I smiled. “Well, as tempting as it is to hope this girl will give up on me, it only means she'll latch onto another witch, one who won't see her coming. Which is why we need to stop her.”
 
 
Before we left, I downloaded the office general in-box. With everything else going on, it'd been a few days since I'd retrieved it.
“Seventy-eight e-mails?” I said. “I think our spam blocker is broken.”
It wasn't. Either a well-connected supernatural had been at Jaime's show or the sorcerer was spreading the story himself. Over half of our in-box was notes from supernaturals wanting to know what the agency was doing about this exposure threat. Or what the interracial council was doing about it. Or what the Cortez Cabal was doing. We were one-stop shopping for all three.

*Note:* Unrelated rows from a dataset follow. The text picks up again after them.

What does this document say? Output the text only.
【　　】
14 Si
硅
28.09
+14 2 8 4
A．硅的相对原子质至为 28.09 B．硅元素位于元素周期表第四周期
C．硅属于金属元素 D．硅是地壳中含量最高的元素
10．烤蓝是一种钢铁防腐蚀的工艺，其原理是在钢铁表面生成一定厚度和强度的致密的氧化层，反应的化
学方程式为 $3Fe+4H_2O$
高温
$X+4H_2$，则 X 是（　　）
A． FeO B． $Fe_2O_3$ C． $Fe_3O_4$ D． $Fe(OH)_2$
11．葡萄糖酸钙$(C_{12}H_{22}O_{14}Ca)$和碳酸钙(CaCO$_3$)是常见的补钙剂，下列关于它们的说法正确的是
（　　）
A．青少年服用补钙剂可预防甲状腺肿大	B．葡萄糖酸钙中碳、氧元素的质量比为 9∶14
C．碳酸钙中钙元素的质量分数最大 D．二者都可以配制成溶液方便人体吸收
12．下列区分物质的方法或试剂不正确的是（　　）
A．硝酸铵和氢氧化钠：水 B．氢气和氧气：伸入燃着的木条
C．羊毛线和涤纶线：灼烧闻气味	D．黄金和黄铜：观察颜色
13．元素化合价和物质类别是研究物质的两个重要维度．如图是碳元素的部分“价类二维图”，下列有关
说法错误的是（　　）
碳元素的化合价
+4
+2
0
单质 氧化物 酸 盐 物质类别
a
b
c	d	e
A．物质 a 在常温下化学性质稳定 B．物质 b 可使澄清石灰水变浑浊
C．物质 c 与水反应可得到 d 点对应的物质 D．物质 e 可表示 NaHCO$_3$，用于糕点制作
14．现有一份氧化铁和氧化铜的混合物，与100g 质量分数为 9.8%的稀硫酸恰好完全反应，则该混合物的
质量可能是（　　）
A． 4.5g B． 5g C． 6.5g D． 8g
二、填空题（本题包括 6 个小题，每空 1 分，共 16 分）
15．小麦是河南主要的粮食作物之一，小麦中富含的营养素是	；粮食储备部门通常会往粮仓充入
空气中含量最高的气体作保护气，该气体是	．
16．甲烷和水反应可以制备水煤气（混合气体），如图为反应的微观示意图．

“You start at the top and I'll take it from the bottom,” Adam said. “File the ones just asking for news and we'll mass e-mail them a chill-out note. Hopefully some have news themselves.”
E-mail after e-mail asked “what's going on?” and “what's being done?” Damned few offered to help, that's for sure.

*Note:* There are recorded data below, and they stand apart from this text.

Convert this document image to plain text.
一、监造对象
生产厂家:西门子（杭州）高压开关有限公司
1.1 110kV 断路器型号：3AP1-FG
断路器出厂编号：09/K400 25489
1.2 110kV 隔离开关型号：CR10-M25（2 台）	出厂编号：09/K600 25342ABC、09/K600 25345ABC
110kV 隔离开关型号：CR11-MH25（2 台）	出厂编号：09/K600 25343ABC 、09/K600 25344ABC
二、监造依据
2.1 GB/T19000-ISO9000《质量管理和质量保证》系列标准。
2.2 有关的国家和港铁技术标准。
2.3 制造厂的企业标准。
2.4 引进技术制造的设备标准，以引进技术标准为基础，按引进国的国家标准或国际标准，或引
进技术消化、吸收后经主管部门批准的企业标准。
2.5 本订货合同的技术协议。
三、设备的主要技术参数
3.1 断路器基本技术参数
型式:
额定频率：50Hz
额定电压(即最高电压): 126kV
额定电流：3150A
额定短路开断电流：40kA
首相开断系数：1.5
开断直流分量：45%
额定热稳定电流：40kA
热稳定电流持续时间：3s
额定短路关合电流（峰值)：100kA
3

In the human world, I could understand that. When threats emerge, you turn to the police and military and expect them to fix it because that's what your taxes pay for.
But the council is strictly a volunteer organization. It's an interracial policing and mediation body made up of delegates from the major races—Paige for witches, Adam for half-demons, Jaime for necromancers, Elena Michaels for werewolves, Cassandra DuCharme for vampires—plus a handful of others who help out, like me and Hope. We'd attracted cash donors as we'd become more effective, but they weren't the ones demanding to know what we were doing about this mess.